# June 25 Pick up:)



## firstbimmer (May 25, 2006)

rayainsw said:


> Excellent trip log -
> what was the hotel you stayed at in Sirmione?
> Thanks!
> - Ray
> ED in September...


Hotel Ideal. Its virtually next door to the entrance of the ruins. Its not fancy but is immaculate and clean. Be warned that the rooms have no clock or alarm. We did not bring a phone or watch so when we went to the front desk that first night to request a clock the language barriergot in the way. The nice old lady thought we were asking the time. The next morning we spoke wit the one english speaking lady and she laughed when she explained to the old lady that we had been asking for a clock the night before They did give us a clock at that point


----------



## firstbimmer (May 25, 2006)

Sorry for the delay. We got a puppy golden retriever yesterday and I've been the one doing all the work the past 24 hours. I'm running on a couple hours sleep at this point. I got the puppy sleeping, and the 7 year old sitting in the pen quiet. The 13 year old is at camp and the wife is running our errands. A moment of peace

Uploaded the Sirmione video and will note the URL here and up above in the Sirmione post. Hope you enjoy!


----------



## Wine-O (Feb 17, 2010)

Great Video - you should have stopped for some gelato.


----------



## firstbimmer (May 25, 2006)

Day six, Verona completed. 

seven and eight to come New puppy is taking more time that I thought...but sooo worth it!


----------



## [email protected] (Apr 6, 2011)

Awesome, glad your having fun. Nice video!


----------



## firstbimmer (May 25, 2006)

day seven done Will try to get day 8 tomorrow.


----------



## firstbimmer (May 25, 2006)

Coming up on 4 months since pickup and am still suffering withdrawals 

I find myself running the numbers to see if I can convince the wife that we need a third 'fun' car. Not having much luck at all!

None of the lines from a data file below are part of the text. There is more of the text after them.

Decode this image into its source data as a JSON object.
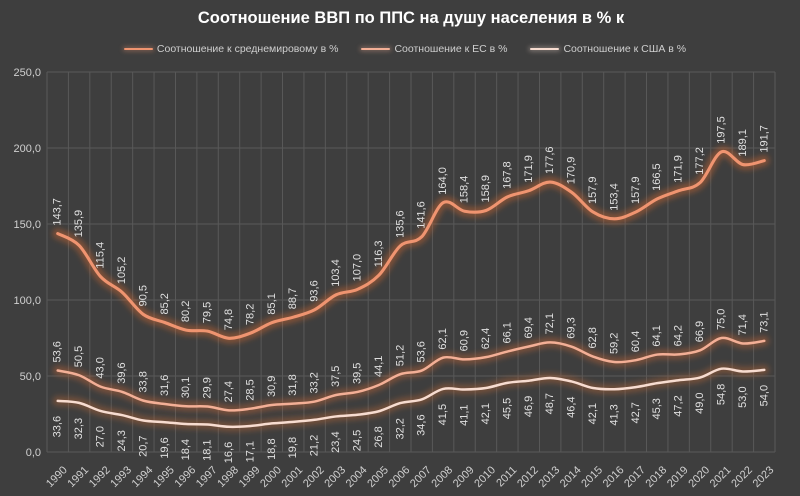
{
  "chart_data": {
    "type": "line",
    "title": "Соотношение ВВП по ППС на душу населения в % к",
    "categories": [
      "1990",
      "1991",
      "1992",
      "1993",
      "1994",
      "1995",
      "1996",
      "1997",
      "1998",
      "1999",
      "2000",
      "2001",
      "2002",
      "2003",
      "2004",
      "2005",
      "2006",
      "2007",
      "2008",
      "2009",
      "2010",
      "2011",
      "2012",
      "2013",
      "2014",
      "2015",
      "2016",
      "2017",
      "2018",
      "2019",
      "2020",
      "2021",
      "2022",
      "2023"
    ],
    "series": [
      {
        "name": "Соотношение к среднемировому в %",
        "color": "#ef9470",
        "glow_color": "#d6682e",
        "line_width": 3.1,
        "label_side": "above",
        "values": [
          143.7,
          135.9,
          115.4,
          105.2,
          90.5,
          85.2,
          80.2,
          79.5,
          74.8,
          78.2,
          85.1,
          88.7,
          93.6,
          103.4,
          107.0,
          116.3,
          135.6,
          141.6,
          164.0,
          158.4,
          158.9,
          167.8,
          171.9,
          177.6,
          170.9,
          157.9,
          153.4,
          157.9,
          166.5,
          171.9,
          177.2,
          197.5,
          189.1,
          191.7
        ]
      },
      {
        "name": "Соотношение к ЕС в %",
        "color": "#f3af96",
        "glow_color": "#c4663a",
        "line_width": 2.5,
        "label_side": "above",
        "values": [
          53.6,
          50.5,
          43.0,
          39.6,
          33.8,
          31.6,
          30.1,
          29.9,
          27.4,
          28.5,
          30.9,
          31.8,
          33.2,
          37.5,
          39.5,
          44.1,
          51.2,
          53.6,
          62.1,
          60.9,
          62.4,
          66.1,
          69.4,
          72.1,
          69.3,
          62.8,
          59.2,
          60.4,
          64.1,
          64.2,
          66.9,
          75.0,
          71.4,
          73.1
        ]
      },
      {
        "name": "Соотношение к США в %",
        "color": "#f7dcd0",
        "glow_color": "#b6663a",
        "line_width": 2.5,
        "label_side": "below",
        "values": [
          33.6,
          32.3,
          27.0,
          24.3,
          20.7,
          19.6,
          18.4,
          18.1,
          16.6,
          17.1,
          18.8,
          19.8,
          21.2,
          23.4,
          24.5,
          26.8,
          32.2,
          34.6,
          41.5,
          41.1,
          42.1,
          45.5,
          46.9,
          48.7,
          46.4,
          42.1,
          41.3,
          42.7,
          45.3,
          47.2,
          49.0,
          54.8,
          53.0,
          54.0
        ]
      }
    ],
    "ylim": [
      0,
      250
    ],
    "ytick_step": 50,
    "ytick_labels": [
      "0,0",
      "50,0",
      "100,0",
      "150,0",
      "200,0",
      "250,0"
    ],
    "grid": true,
    "legend_position": "top",
    "colors": {
      "background": "#3e3e3e",
      "gridline": "#595959",
      "title_text": "#ffffff",
      "axis_text": "#cfcfcf",
      "data_label_text": "#e0e0e0"
    }
  }
}
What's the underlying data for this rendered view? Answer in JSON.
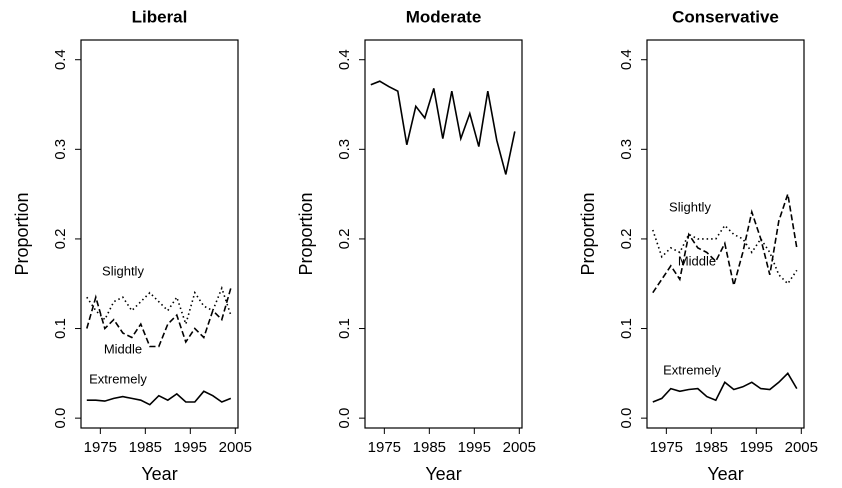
{
  "chart_data": [
    {
      "type": "line",
      "title": "Liberal",
      "x_label": "Year",
      "y_label": "Proportion",
      "x": [
        1972,
        1974,
        1976,
        1978,
        1980,
        1982,
        1984,
        1986,
        1988,
        1990,
        1992,
        1994,
        1996,
        1998,
        2000,
        2002,
        2004
      ],
      "series": [
        {
          "name": "Slightly",
          "color": "#000000",
          "line_style": "dotted",
          "values": [
            0.135,
            0.12,
            0.11,
            0.13,
            0.135,
            0.12,
            0.13,
            0.14,
            0.13,
            0.12,
            0.135,
            0.105,
            0.14,
            0.125,
            0.12,
            0.145,
            0.115
          ]
        },
        {
          "name": "Middle",
          "color": "#000000",
          "line_style": "dashed",
          "values": [
            0.1,
            0.135,
            0.1,
            0.11,
            0.095,
            0.09,
            0.105,
            0.08,
            0.08,
            0.105,
            0.115,
            0.085,
            0.1,
            0.09,
            0.12,
            0.11,
            0.145
          ]
        },
        {
          "name": "Extremely",
          "color": "#000000",
          "line_style": "solid",
          "values": [
            0.02,
            0.02,
            0.019,
            0.022,
            0.024,
            0.022,
            0.02,
            0.015,
            0.025,
            0.02,
            0.027,
            0.018,
            0.018,
            0.03,
            0.025,
            0.018,
            0.022
          ]
        }
      ],
      "xlim": [
        1970.7,
        2005.6
      ],
      "xticks": [
        1975,
        1985,
        1995,
        2005
      ],
      "ylim": [
        -0.011,
        0.422
      ],
      "yticks": [
        {
          "value": 0,
          "label": "0.0"
        },
        0.1,
        0.2,
        0.3,
        0.4
      ]
    },
    {
      "type": "line",
      "title": "Moderate",
      "x_label": "Year",
      "y_label": "Proportion",
      "x": [
        1972,
        1974,
        1976,
        1978,
        1980,
        1982,
        1984,
        1986,
        1988,
        1990,
        1992,
        1994,
        1996,
        1998,
        2000,
        2002,
        2004
      ],
      "series": [
        {
          "color": "#000000",
          "line_style": "solid",
          "values": [
            0.372,
            0.376,
            0.37,
            0.365,
            0.305,
            0.348,
            0.335,
            0.368,
            0.312,
            0.365,
            0.312,
            0.34,
            0.303,
            0.365,
            0.31,
            0.272,
            0.32
          ]
        }
      ],
      "xlim": [
        1970.7,
        2005.6
      ],
      "xticks": [
        1975,
        1985,
        1995,
        2005
      ],
      "ylim": [
        -0.011,
        0.422
      ],
      "yticks": [
        {
          "value": 0,
          "label": "0.0"
        },
        0.1,
        0.2,
        0.3,
        0.4
      ]
    },
    {
      "type": "line",
      "title": "Conservative",
      "x_label": "Year",
      "y_label": "Proportion",
      "x": [
        1972,
        1974,
        1976,
        1978,
        1980,
        1982,
        1984,
        1986,
        1988,
        1990,
        1992,
        1994,
        1996,
        1998,
        2000,
        2002,
        2004
      ],
      "series": [
        {
          "name": "Slightly",
          "color": "#000000",
          "line_style": "dotted",
          "values": [
            0.21,
            0.18,
            0.19,
            0.185,
            0.205,
            0.2,
            0.2,
            0.2,
            0.215,
            0.205,
            0.2,
            0.185,
            0.2,
            0.185,
            0.16,
            0.15,
            0.165
          ]
        },
        {
          "name": "Middle",
          "color": "#000000",
          "line_style": "dashed",
          "values": [
            0.14,
            0.155,
            0.17,
            0.155,
            0.205,
            0.19,
            0.185,
            0.175,
            0.195,
            0.148,
            0.185,
            0.23,
            0.2,
            0.16,
            0.22,
            0.25,
            0.19
          ]
        },
        {
          "name": "Extremely",
          "color": "#000000",
          "line_style": "solid",
          "values": [
            0.018,
            0.022,
            0.033,
            0.03,
            0.032,
            0.033,
            0.024,
            0.02,
            0.04,
            0.032,
            0.035,
            0.04,
            0.033,
            0.032,
            0.04,
            0.05,
            0.033
          ]
        }
      ],
      "xlim": [
        1970.7,
        2005.6
      ],
      "xticks": [
        1975,
        1985,
        1995,
        2005
      ],
      "ylim": [
        -0.011,
        0.422
      ],
      "yticks": [
        {
          "value": 0,
          "label": "0.0"
        },
        0.1,
        0.2,
        0.3,
        0.4
      ]
    }
  ]
}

Love the car but commuting 140 miles a day, 5 days a week, in it just doesn't compare to the open roads of Europe. BMW knows what its doing with this program. Another brand is going to have to seriously 'wow' me in order to pull me away from a Euro Delivery from now on.


----------



## firstbimmer (May 25, 2006)

Just wanted to bring this thread back to page one for the individual asking about Lake Garda. Days 2-5 spent some time in Sirmione on Lake Garda, or driving around the lake.


----------



## odiesback (Jun 9, 2008)

Wow!

My pickup is also on June 25 and arriving back home on the 4th of July.

Thanks for getting this thread back :thumbup:


----------



## firstbimmer (May 25, 2006)

Revived again for person asking about lake garda and verona. Regarding verona, we really like our hotel. Easy to access by car, street parking, and very close to city center for walking. Think it was a best western? Pictures are earlier in thread.


----------